How to Save Time Managing Your Small Business’ Finances

As a small business owner, you’re likely an expert in whatever your company specializes in – a clothing retailer likely knows a lot about the latest fashions of the day, while a sporting goods store owner can probably speak at length about various major league sports teams.

All too often, however, small business owners aren’t as well-versed in the various financial considerations required for the successful day-to-day management of their businesses. 

While you might have a basic understanding of payroll, balance accounts payable and receivable and so on, the details of how to effectively manage these things may elude you. What’s more, even if you are aware of the financial responsibilities on your shoulders, you likely don’t have the time to contend with all of the tasks.

With so many balls in the air, it’s perfectly understandable that you can’t always find the time needed to take care of your small business’ financial obligations. 

However, if you can better understand and identify which financial management tasks eat up the most time, you’ll be in a stronger position to mitigate the amount of time spent on those things, and instead focus on other crucial business tasks. 

Know What Your Time Is Worth

Financial management can be a huge drain a small business owner’s productive time during the day. Not surprisingly, a Mavenlink infographic revealed that 38 per cent of leaders rank time as the most valuable asset to their company, ahead of the second-most common answer, computers, at 36 per cent.

Moreover, a quarter of those polled by Mavenlink said that they would pay upwards of $500 just to add one extra hour to their work day.

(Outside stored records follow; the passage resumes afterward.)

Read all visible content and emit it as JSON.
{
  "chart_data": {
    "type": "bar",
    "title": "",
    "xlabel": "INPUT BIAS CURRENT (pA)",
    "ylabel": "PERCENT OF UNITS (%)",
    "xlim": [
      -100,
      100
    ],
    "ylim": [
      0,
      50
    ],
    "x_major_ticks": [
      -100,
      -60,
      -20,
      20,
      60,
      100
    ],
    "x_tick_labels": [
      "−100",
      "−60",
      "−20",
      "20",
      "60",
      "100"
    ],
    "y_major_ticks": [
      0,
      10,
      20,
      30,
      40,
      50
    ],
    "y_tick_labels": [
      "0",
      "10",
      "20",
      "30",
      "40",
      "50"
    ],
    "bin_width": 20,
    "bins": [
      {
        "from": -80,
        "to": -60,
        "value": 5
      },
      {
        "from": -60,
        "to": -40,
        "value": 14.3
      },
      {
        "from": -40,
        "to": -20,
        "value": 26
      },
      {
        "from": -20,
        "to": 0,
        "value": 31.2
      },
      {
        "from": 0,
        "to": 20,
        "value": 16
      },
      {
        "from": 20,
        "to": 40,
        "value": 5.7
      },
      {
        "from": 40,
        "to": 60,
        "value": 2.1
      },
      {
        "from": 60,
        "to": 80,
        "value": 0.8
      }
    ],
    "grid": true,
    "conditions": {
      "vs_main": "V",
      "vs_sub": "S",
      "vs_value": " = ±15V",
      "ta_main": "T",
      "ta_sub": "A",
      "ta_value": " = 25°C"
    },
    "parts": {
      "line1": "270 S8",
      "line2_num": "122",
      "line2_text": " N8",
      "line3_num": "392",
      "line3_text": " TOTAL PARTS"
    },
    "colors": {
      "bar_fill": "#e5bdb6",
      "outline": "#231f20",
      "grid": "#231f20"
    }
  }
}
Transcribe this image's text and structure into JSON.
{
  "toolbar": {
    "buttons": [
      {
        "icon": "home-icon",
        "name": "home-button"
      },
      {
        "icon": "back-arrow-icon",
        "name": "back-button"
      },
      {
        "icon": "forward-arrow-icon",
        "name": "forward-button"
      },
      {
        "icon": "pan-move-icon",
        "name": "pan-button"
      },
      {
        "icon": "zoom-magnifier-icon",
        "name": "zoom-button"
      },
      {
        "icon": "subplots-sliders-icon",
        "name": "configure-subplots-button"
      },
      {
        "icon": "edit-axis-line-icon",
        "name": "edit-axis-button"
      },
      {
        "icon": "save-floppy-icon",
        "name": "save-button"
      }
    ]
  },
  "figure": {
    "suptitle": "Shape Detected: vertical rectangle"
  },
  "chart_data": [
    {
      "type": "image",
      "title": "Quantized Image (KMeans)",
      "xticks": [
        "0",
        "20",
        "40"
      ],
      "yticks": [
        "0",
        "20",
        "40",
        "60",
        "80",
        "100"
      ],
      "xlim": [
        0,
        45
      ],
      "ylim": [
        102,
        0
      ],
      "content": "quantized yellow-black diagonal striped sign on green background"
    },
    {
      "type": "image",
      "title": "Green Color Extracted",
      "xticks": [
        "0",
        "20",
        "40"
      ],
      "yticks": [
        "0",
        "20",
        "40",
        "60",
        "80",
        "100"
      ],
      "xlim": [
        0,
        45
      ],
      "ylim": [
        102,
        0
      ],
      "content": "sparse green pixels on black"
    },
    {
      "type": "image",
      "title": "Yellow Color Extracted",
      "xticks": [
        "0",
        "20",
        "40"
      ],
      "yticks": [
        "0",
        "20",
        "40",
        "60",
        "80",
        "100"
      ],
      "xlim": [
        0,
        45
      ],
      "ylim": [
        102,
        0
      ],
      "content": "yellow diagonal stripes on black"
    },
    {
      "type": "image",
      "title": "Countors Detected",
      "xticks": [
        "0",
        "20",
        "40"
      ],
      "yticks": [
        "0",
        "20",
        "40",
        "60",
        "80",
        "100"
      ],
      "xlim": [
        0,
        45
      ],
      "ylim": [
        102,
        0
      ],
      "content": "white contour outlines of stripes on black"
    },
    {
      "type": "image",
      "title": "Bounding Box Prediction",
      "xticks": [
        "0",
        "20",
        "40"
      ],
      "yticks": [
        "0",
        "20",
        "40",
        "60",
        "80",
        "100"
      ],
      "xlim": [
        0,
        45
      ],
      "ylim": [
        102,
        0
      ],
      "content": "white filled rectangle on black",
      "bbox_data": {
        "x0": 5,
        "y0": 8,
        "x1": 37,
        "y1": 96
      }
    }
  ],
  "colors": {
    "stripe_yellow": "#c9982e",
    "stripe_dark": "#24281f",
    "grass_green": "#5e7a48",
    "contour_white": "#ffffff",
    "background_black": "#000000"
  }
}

More than 40 per cent of respondents said that of all the roles they have to fulfill as a company owner, they enjoy acting as an accountant the least.

Your time is very valuable – both to the future growth of your business and to you personally. By recognizing the true value of your time, you can make more informed decisions about how you spend it in your business.

Take a Hard Look at How You Spend Your Time

One of the most demanding tasks on a company owner’s docket is overall financial management, which can apply to everything from invoicing to calculating cost flow. According to a Sage Simply Accounting and Angus Reid report (PDF), small business leaders spend an extended amount of time taking care of these blanket responsibilities every week.

The study revealed that in most startups the owners tackle these tasks themselves, which take an average of 6.8 hours to complete every week. Respondents to the survey said that in a perfect world, they’d be spending half that time on finances.

However, during certain times of the year, the number of hours spent accounting can skyrocket. A PricewaterhouseCoopers study issued in May 2013 found that the average Canadian company takes 131 hours every year putting aside pertinent records and subsequently filing tax returns. 

By understanding how much time you’re spending on these business tasks, you can make better decisions about what to automate, delegate or outsource.

Save Time with the Right Tools

The Sage and Angus Reid report noted that the leaders of many larger companies contract employees to contend with these tasks, and the majority also provide workers with accounting software to get the job done. 

Even if you don’t have the resources to hire employees to handle these tasks for you, you’ll find that many accounting software options can be easily be navigated by non-experts.

And as a small business owner, financial software can help you contend with and trim the time spent on accounting tasks. By standardizing and automating many of the tasks, you’ll improve the efficiency of your usual accounting processes and lift some of these tedious responsibilities off of your shoulders.

Ultimately, you likely didn’t start a business to become an accountant. By implementing tools to help support you in the financial management of your company, you’ll have more time to focus your energy on what matters in your business.